Here are a few tips to consider when coaching yourself through these challenges:

  • Consider accepting what is, rather than wasting time wondering, “Why me?”  Managing unproductive emotions usually enables you to think more clearly and arrive at a better solution.
  • Acknowledge that you don’t have to have all of the answers. As a team leader or member, being vulnerable enough to ask for help when the answers are not apparent or easy will strengthen the team and the success of the outcome of actions that you decide to take.
  • Take the time to debrief and learn from why this situation arose and what worked, or not, in the solution. Being a consistent and persistent learner will set you up for more successful outcomes.

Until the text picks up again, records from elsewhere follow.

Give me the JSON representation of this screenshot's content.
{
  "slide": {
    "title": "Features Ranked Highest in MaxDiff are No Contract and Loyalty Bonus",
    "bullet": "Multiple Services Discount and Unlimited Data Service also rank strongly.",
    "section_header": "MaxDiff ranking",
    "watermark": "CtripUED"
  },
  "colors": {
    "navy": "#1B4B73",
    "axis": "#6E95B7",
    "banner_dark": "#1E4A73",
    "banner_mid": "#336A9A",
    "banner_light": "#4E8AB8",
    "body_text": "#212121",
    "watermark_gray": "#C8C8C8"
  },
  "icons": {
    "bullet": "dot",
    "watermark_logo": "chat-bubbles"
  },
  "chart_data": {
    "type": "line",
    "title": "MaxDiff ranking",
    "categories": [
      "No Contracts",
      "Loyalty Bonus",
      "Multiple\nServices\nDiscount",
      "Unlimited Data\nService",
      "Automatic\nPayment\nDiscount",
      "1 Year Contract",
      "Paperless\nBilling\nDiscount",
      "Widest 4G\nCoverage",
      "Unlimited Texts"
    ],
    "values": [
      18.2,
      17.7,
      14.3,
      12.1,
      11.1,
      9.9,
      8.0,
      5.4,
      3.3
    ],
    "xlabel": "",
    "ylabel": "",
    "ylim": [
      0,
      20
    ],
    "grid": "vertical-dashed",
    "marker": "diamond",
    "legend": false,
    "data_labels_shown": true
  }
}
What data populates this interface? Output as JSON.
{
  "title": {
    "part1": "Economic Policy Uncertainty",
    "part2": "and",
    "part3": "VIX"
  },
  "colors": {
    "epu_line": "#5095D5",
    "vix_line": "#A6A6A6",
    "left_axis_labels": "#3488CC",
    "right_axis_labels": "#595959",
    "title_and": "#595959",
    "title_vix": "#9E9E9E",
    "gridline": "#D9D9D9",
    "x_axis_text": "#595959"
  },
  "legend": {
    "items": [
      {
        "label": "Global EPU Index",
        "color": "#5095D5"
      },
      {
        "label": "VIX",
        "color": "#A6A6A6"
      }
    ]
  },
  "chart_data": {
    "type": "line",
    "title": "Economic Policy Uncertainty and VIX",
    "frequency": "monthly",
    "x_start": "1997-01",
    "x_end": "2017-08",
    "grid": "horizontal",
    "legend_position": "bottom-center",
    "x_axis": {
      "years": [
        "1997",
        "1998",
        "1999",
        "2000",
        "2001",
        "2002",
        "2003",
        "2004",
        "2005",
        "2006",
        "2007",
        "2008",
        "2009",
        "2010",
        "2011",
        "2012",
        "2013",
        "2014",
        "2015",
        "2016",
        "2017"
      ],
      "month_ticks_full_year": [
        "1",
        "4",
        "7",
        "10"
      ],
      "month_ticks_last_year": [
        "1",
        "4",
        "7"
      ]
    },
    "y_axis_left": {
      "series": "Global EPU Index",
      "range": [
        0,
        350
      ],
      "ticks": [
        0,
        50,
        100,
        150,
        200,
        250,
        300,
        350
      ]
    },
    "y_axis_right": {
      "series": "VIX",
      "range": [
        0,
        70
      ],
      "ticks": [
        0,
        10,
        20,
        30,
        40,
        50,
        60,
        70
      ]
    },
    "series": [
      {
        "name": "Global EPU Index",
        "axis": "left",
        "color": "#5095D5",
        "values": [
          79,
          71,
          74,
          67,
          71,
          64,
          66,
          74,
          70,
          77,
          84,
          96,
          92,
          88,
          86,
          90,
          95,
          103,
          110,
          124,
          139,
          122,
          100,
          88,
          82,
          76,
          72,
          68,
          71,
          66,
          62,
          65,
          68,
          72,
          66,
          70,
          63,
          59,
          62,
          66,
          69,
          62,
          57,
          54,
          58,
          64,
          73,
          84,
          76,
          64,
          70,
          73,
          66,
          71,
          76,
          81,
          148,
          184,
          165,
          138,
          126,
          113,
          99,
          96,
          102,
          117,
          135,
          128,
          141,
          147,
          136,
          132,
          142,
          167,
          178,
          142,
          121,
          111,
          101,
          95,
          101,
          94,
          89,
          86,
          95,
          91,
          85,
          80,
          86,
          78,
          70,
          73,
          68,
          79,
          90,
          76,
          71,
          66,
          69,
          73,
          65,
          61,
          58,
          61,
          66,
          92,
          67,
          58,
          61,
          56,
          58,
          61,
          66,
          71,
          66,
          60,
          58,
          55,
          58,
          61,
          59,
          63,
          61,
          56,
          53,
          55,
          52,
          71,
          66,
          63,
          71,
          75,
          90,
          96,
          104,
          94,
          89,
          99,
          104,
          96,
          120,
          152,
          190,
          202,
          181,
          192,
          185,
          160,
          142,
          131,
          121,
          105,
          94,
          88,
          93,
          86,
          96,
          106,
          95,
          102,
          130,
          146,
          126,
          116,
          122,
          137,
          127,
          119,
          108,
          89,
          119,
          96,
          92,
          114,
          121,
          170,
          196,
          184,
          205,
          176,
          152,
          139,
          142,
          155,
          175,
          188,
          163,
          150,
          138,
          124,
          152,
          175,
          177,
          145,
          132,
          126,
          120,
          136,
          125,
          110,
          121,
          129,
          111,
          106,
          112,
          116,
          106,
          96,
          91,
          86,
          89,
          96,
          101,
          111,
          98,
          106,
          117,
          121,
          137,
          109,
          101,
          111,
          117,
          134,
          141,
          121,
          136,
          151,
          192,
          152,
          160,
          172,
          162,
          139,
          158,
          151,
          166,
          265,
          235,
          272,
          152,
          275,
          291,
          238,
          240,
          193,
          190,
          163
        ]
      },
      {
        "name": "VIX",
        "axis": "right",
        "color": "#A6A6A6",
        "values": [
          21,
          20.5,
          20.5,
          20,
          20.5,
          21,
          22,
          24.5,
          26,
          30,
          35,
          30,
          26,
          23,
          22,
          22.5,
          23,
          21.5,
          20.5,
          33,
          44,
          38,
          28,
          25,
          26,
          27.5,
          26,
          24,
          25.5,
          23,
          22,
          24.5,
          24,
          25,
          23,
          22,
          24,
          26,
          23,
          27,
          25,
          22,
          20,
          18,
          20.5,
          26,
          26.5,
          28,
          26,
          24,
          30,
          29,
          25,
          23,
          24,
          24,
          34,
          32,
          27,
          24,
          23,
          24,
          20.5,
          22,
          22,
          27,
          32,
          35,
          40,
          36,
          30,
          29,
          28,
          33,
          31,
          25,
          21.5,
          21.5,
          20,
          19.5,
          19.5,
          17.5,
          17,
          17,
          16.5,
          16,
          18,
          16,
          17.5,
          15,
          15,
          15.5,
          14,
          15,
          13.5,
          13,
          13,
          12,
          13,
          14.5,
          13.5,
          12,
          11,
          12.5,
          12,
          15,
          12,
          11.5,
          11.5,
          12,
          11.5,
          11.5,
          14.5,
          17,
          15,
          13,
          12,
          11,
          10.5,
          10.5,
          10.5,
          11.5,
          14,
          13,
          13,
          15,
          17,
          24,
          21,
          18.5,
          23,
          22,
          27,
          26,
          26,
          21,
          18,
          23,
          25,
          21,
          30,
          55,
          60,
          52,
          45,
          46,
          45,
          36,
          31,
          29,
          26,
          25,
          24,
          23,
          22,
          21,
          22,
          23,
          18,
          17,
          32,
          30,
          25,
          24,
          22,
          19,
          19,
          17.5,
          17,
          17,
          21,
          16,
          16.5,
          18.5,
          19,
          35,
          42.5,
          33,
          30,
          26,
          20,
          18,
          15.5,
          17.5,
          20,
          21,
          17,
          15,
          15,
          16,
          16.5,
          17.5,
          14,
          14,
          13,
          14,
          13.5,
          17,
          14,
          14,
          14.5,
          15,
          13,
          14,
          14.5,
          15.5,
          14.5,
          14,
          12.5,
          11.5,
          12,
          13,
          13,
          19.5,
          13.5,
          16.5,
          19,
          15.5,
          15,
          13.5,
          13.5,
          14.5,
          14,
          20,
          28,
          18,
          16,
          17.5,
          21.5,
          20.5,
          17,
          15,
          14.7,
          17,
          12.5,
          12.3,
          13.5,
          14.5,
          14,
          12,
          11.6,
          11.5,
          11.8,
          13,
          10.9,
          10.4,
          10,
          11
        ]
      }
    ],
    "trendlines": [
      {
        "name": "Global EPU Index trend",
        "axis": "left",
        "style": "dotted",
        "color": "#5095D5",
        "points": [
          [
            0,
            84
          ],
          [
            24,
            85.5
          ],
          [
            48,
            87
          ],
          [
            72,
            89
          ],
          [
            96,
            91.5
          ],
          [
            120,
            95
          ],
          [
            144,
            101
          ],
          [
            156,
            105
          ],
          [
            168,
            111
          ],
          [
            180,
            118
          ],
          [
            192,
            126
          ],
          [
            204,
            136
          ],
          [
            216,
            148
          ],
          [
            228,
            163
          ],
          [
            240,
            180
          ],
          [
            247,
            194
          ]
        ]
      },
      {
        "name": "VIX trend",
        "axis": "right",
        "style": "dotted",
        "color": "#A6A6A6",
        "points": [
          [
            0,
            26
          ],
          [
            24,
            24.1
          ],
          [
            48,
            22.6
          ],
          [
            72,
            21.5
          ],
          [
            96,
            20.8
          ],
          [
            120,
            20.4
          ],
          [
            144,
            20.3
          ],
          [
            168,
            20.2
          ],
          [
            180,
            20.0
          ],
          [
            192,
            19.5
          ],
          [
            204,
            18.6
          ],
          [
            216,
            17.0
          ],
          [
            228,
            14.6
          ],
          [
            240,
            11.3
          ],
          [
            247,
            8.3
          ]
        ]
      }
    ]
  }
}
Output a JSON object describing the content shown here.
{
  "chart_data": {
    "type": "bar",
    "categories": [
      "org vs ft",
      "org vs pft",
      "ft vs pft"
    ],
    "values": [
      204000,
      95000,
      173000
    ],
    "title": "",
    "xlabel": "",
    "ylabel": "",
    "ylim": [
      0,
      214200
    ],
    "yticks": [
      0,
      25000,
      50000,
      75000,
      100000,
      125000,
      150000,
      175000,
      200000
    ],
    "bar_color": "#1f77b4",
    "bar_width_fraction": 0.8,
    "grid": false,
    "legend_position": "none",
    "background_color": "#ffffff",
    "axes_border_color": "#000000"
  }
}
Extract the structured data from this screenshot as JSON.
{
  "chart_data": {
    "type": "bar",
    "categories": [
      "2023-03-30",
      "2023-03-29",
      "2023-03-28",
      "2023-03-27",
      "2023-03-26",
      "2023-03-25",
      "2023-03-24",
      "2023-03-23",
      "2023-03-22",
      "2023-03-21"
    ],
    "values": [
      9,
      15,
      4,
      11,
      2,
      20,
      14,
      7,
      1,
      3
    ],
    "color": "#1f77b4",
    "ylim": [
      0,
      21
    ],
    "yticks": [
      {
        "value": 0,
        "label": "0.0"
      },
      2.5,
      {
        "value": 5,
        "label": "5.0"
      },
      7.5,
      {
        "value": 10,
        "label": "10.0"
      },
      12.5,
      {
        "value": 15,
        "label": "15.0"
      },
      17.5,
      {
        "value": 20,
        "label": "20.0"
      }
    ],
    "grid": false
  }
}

  • Curiosity is generally more productive than blaming, whether it’s someone else or yourself.  If you ask yourself, “How did I end up here again?” and truthfully respond, you might learn about assumptions you make or promises you’ve broken, or something else that will be useful to help you learn how your behaviors influenced the obstacles that you are facing.
  • Think through the missing conversations that would have prevented the obstacles, or could break down the barriers.  Leaders are paid to have productive conversations, and sometimes we resist having a conversation for fear that it will be confrontational, painful, or something else. The conversations we avoid generally create relationship barriers and can contribute to the obstacles we face.
  • Tap your sense of humor. Some obstacles are serious; many are not. Using humor as a response to obstacles, whenever reasonable, is good for your soul and the souls around you.

My lesson learned is that dogs are not always predictable, and that it would be a good practice to have an extra dog bed on hand to make it easy for me to stay on my schedule. I admit that I don’t have an answer for why my dog did this, so I accept that this will most likely happen again, and I elect to find humor in the situation. What’s funnier than a million pieces of cotton/poly blend at 6:00 a.m., after all?